Il punto di non ritorno ha una data precisa: l’estate del 2014, quella dei balconi affittati come dormitori improvvisati, della “galleria degli orrori” tra sporcizia e sesso disinibito.

Il sipario sugli anni “allegri e folli” è poi arrivato con due provvedimenti che hanno riguardato i due “templi” della movida salentina, il parco Gondar e la discoteca Le Cave. Il primo, 30.000 metri quadri di divertimentificio con ospiti internazionali, è stato chiuso per contestazioni su presunti abusi edilizi. La seconda, la discoteca Le Cave, ha ceduto sotto i sigilli voluti dal Comune perché la struttura “può ospitare un bar, non una discoteca”.

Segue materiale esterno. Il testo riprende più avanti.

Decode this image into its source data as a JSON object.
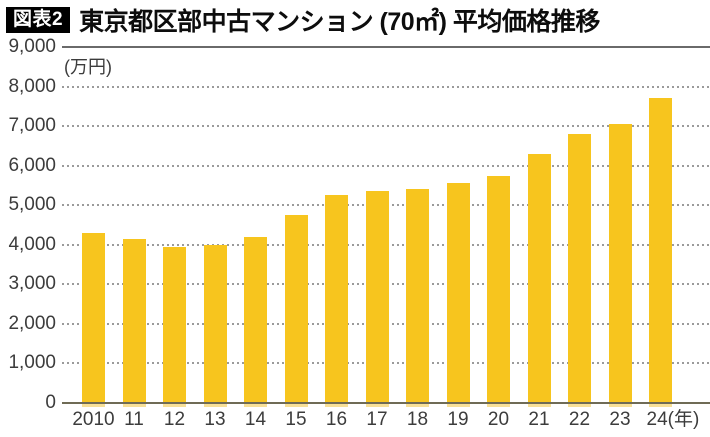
{
  "title": {
    "badge": "図表2",
    "text": "東京都区部中古マンション (70㎡) 平均価格推移"
  },
  "chart_data": {
    "type": "bar",
    "title": "東京都区部中古マンション (70㎡) 平均価格推移",
    "unit_label": "(万円)",
    "categories": [
      "2010",
      "11",
      "12",
      "13",
      "14",
      "15",
      "16",
      "17",
      "18",
      "19",
      "20",
      "21",
      "22",
      "23",
      "24"
    ],
    "x_suffix": "(年)",
    "values": [
      4300,
      4150,
      3950,
      4000,
      4200,
      4750,
      5250,
      5350,
      5400,
      5550,
      5750,
      6300,
      6800,
      7050,
      7700
    ],
    "ylabel": "万円",
    "ylim": [
      0,
      9000
    ],
    "ytick_step": 1000,
    "yticks": [
      "0",
      "1,000",
      "2,000",
      "3,000",
      "4,000",
      "5,000",
      "6,000",
      "7,000",
      "8,000",
      "9,000"
    ],
    "grid": "horizontal dotted, top line solid",
    "legend": "none",
    "bar_color": "#F7C51E",
    "bar_under_axis_color": "#F8E097",
    "gridline_color": "#9B9B9B",
    "top_line_color": "#6A6A6A",
    "axis_line_color": "#6F6B55",
    "label_color": "#3C3C3C"
  }
}
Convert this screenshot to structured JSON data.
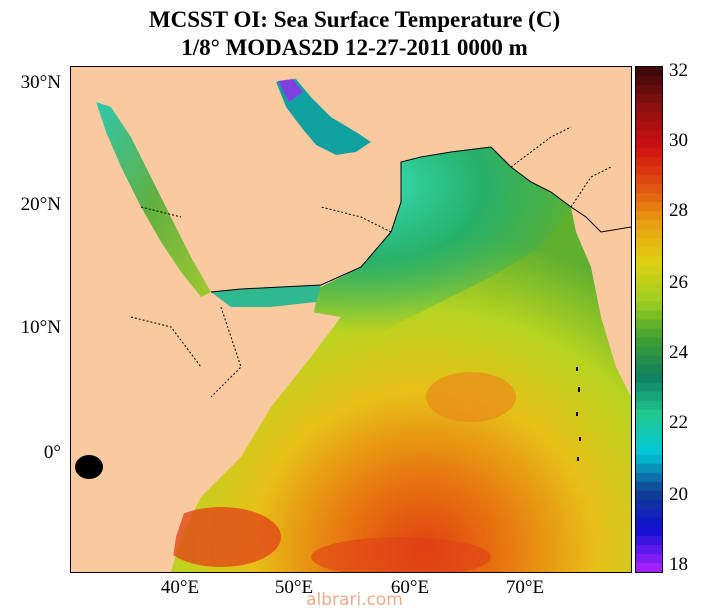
{
  "title_line1": "MCSST OI:  Sea Surface Temperature (C)",
  "title_line2": "1/8° MODAS2D 12-27-2011 0000 m",
  "lat_labels": [
    "30°N",
    "20°N",
    "10°N",
    "0°"
  ],
  "lon_labels": [
    "40°E",
    "50°E",
    "60°E",
    "70°E"
  ],
  "colorbar": {
    "ticks": [
      "32",
      "30",
      "28",
      "26",
      "24",
      "22",
      "20",
      "18"
    ],
    "min": 18,
    "max": 32,
    "colors": {
      "land": "#f9c9a0",
      "scale": [
        "#a020ff",
        "#1010d0",
        "#104090",
        "#00c8d8",
        "#20c890",
        "#108060",
        "#40a030",
        "#a0d020",
        "#e0d010",
        "#e8a010",
        "#e05010",
        "#d01010",
        "#901010",
        "#400808"
      ]
    }
  },
  "watermark": "albrari.com"
}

“Non potevamo far finta di nulla”, aveva tuonato il giorno dopo il sindaco gallipolino Stefano Minerva, alzando poi la posta in palio: “Abbiamo fatto e continuiamo forse a far paura a molte delle mete turistiche a cui abbiamo sottratto flussi turistici importanti, e lo dico senza peli sulla lingua. Questo porta anche i grossi potentati che gestiscono la stampa nazionale e i media a costruire una campagna ad hoc per penalizzarci”. Insomma per il primo cittadino è “fango gratuito a danno del brand”.

 

La discesa del brand Salento, la riscoperta del marchio Puglia

Il brand, in questo caso, è una proprietà transitiva: se Gallipoli è la “perla del Salento” e il Salento è il marchio più forte del turismo pugliese, allora Gallipoli “è il motore della Puglia”; quindi, in una delle regioni a più alta crescita d’Italia, Gallipoli è “sinonimo di successo e divertimento”: da qui l’Ibiza salentina. “Nei primi anni 2000 – ammette il responsabile di Puglia365, Scandale – il brand Salento era più forte del marchio Puglia. Oggi non è più così”. Quindi? “Gallipoli sta mutando pelle, puntando su un turismo diverso”.

Seguendo la metafora della festa, nell’ex capitale dei party sullo Ionio, è come se Gallipoli fosse a fine festeggiamenti; a quel momento in cui, smaltita la sbronza, ci si ritrova infreddoliti, magari in spiaggia, a desiderare un latte di mandorla e un pasticciotto, nella tradizione locale.

 

“AAA cercasi cantautore per leggenda Malladrone

E forse non è un caso che la leggenda gallipolina più nota sia quella del “Malladrone”, una statua lignea raffigurante Misma, il cattivo ladrone, che “non si pentì dei suoi misfatti davanti a Gesù Cristo”. L’opera di Vespasiano Genuino, posta nella chiesa di san Francesco D’Assisi, solleva da sempre credenze e misteri per il ghigno di Misma, apparso a lume di candela alla vista di Gabriele D’Annunzio, che lo definì di“orrida bellezza”. Per gli abitanti è la materializzazione della tentazione e del demonio, “evidente” nelle vesti del Malladrone “che si logorano in continuazione”. E poco importa se la deteriorazione delle stoffe derivi dall’esposizione alla salsedine della parete su cui poggia la statua.

Così, abituata per secoli a condannare il peccato, Gallipoli ne è finita schiacciata. E oggi, “tutti peccatori”, ci si riscopre più umani, meno macchine da divertimento. Aspettando un nuovo Gazzé che possa finalmente dare voce al “Malladrone”.